(Photo credit: Vulture)
You can count rural police departments to be among the many casualties of the recession. As NPR's Gail Banzet reports, small towns across the country are firing police officers, closing local police departments, or outsourcing policing to county and city departments:
The International Association of Chiefs of Police says what's happening in small communities is worrisome. The association's John Firman says the fabric of American policing was built on small, rural agencies, but now that's changing.
"Right now in America, police are losing officers at a rate that dips them below the threshold of being able to keep their citizens and their officers safe," Firman says.

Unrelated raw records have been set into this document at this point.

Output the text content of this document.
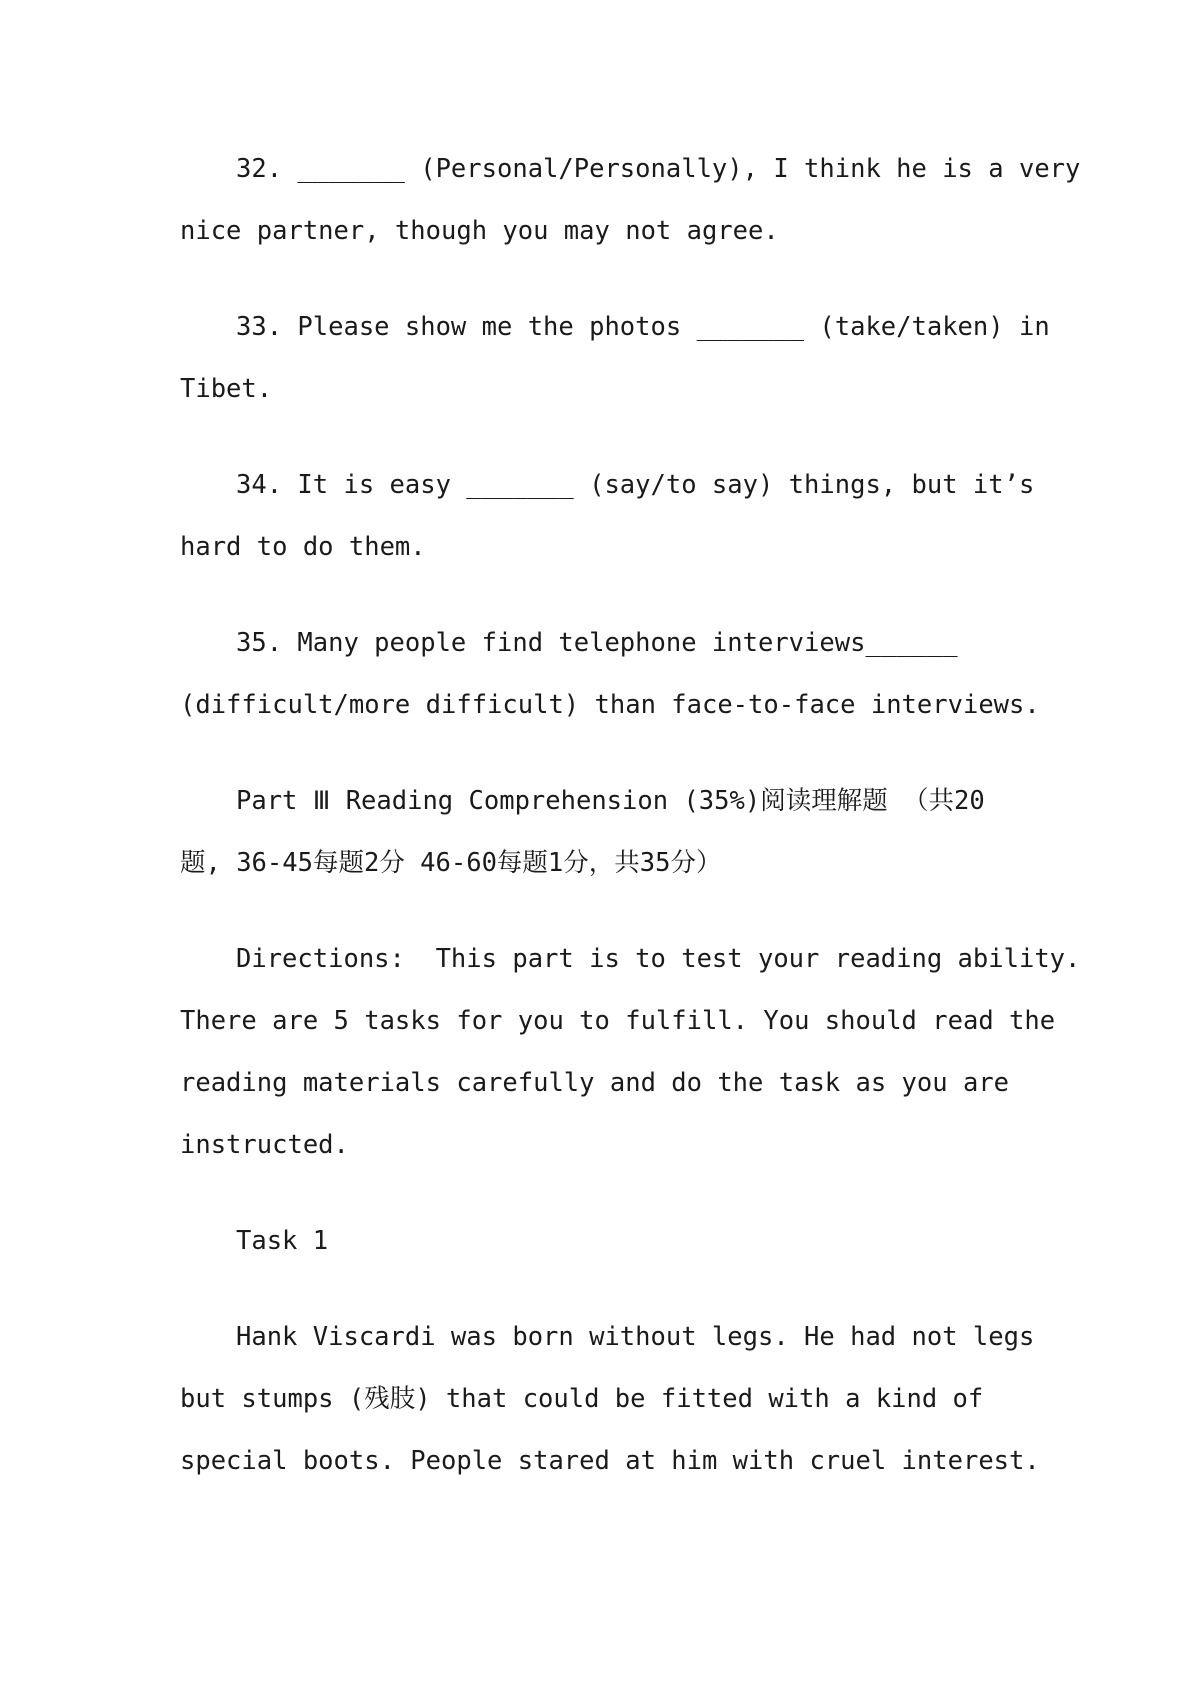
32. _______ (Personal/Personally), I think he is a very
nice partner, though you may not agree.

33. Please show me the photos _______ (take/taken) in
Tibet.

34. It is easy _______ (say/to say) things, but it’s
hard to do them.

35. Many people find telephone interviews______
(difficult/more difficult) than face-to-face interviews.

Part Ⅲ Reading Comprehension (35%)阅读理解题 （共20
题, 36-45每题2分 46-60每题1分，共35分）

Directions:  This part is to test your reading ability.
There are 5 tasks for you to fulfill. You should read the
reading materials carefully and do the task as you are
instructed.

Task 1

Hank Viscardi was born without legs. He had not legs
but stumps (残肢) that could be fitted with a kind of
special boots. People stared at him with cruel interest.
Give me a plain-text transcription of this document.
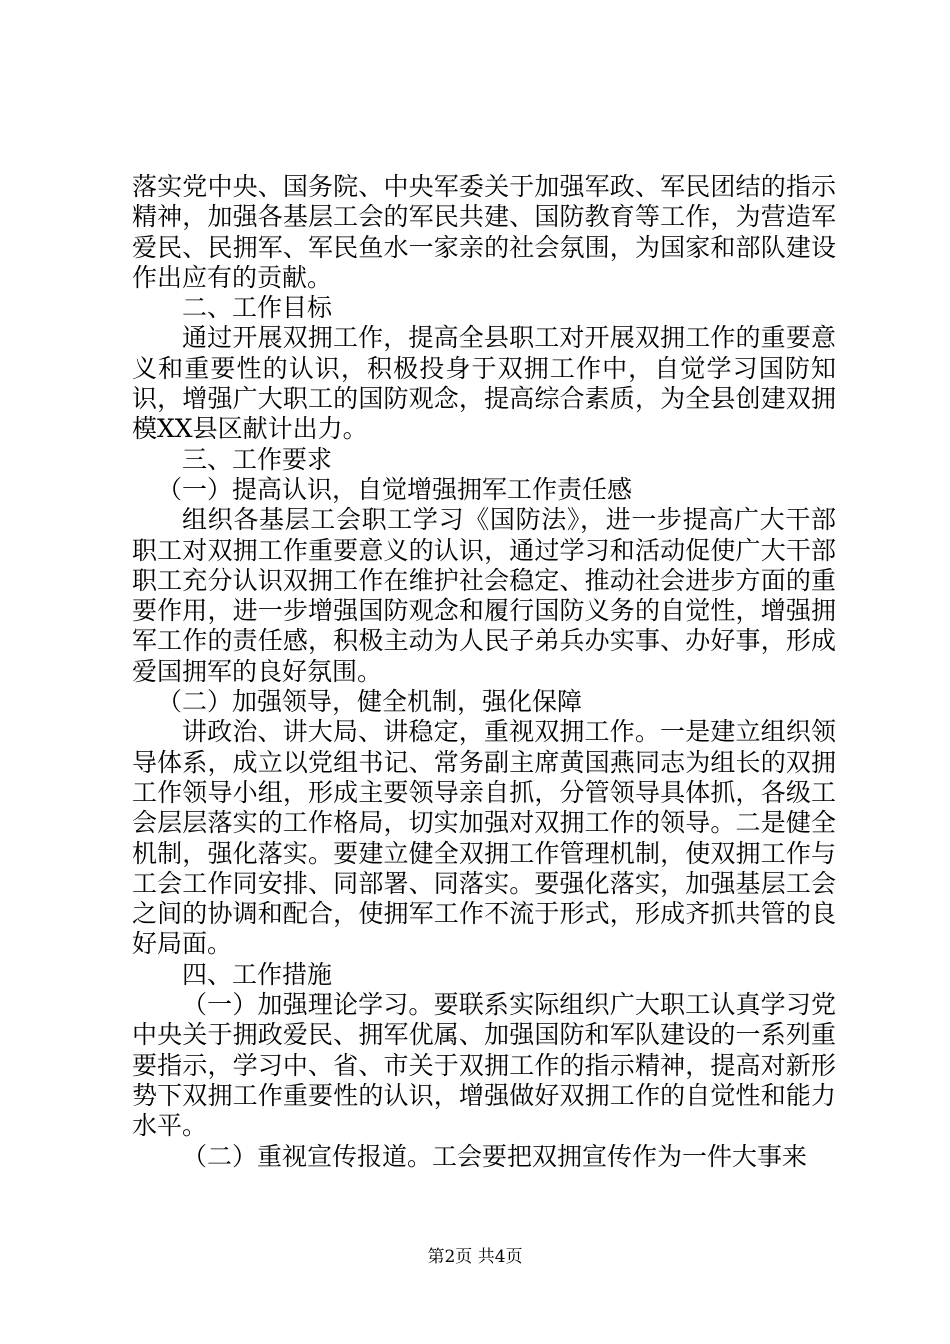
落实党中央、国务院、中央军委关于加强军政、军民团结的指示精神，加强各基层工会的军民共建、国防教育等工作，为营造军爱民、民拥军、军民鱼水一家亲的社会氛围，为国家和部队建设作出应有的贡献。

二、工作目标

通过开展双拥工作，提高全县职工对开展双拥工作的重要意义和重要性的认识，积极投身于双拥工作中，自觉学习国防知识，增强广大职工的国防观念，提高综合素质，为全县创建双拥模XX县区献计出力。

三、工作要求

（一）提高认识，自觉增强拥军工作责任感

组织各基层工会职工学习《国防法》，进一步提高广大干部职工对双拥工作重要意义的认识，通过学习和活动促使广大干部职工充分认识双拥工作在维护社会稳定、推动社会进步方面的重要作用，进一步增强国防观念和履行国防义务的自觉性，增强拥军工作的责任感，积极主动为人民子弟兵办实事、办好事，形成爱国拥军的良好氛围。

（二）加强领导，健全机制，强化保障

讲政治、讲大局、讲稳定，重视双拥工作。一是建立组织领导体系，成立以党组书记、常务副主席黄国燕同志为组长的双拥工作领导小组，形成主要领导亲自抓，分管领导具体抓，各级工会层层落实的工作格局，切实加强对双拥工作的领导。二是健全机制，强化落实。要建立健全双拥工作管理机制，使双拥工作与工会工作同安排、同部署、同落实。要强化落实，加强基层工会之间的协调和配合，使拥军工作不流于形式，形成齐抓共管的良好局面。

四、工作措施

（一）加强理论学习。要联系实际组织广大职工认真学习党中央关于拥政爱民、拥军优属、加强国防和军队建设的一系列重要指示，学习中、省、市关于双拥工作的指示精神，提高对新形势下双拥工作重要性的认识，增强做好双拥工作的自觉性和能力水平。

（二）重视宣传报道。工会要把双拥宣传作为一件大事来

第2页 共4页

There is some evidence to bolster the view that rural crime rates have gone up since the recession began: according to the FBI's crime report for 2008, violent crime has gone up in cities with fewer than 10,000 residents. In particular, murders are up 5.5 percent, forcible rape 1.4 percent, and robbery 3.9 percent. That said, the correlation between economic downturns and crime isn't set in stone, so the exact cause of the increase is unclear. Still, as a matter of speculation, it doesn't seem unreasonable to place some of the blame on the steady weathering of rural police departments by tough economic winds.
With that in mind, this is all the more reason to hope that the Senate pulls through with the White House-backed plan for aiding cash-strapped states. The $26.1 billion package provides funds for Medicaid and education, would give states the fiscal space necessary to save-public sector jobs, and stem the bleeding in police departments nationwide.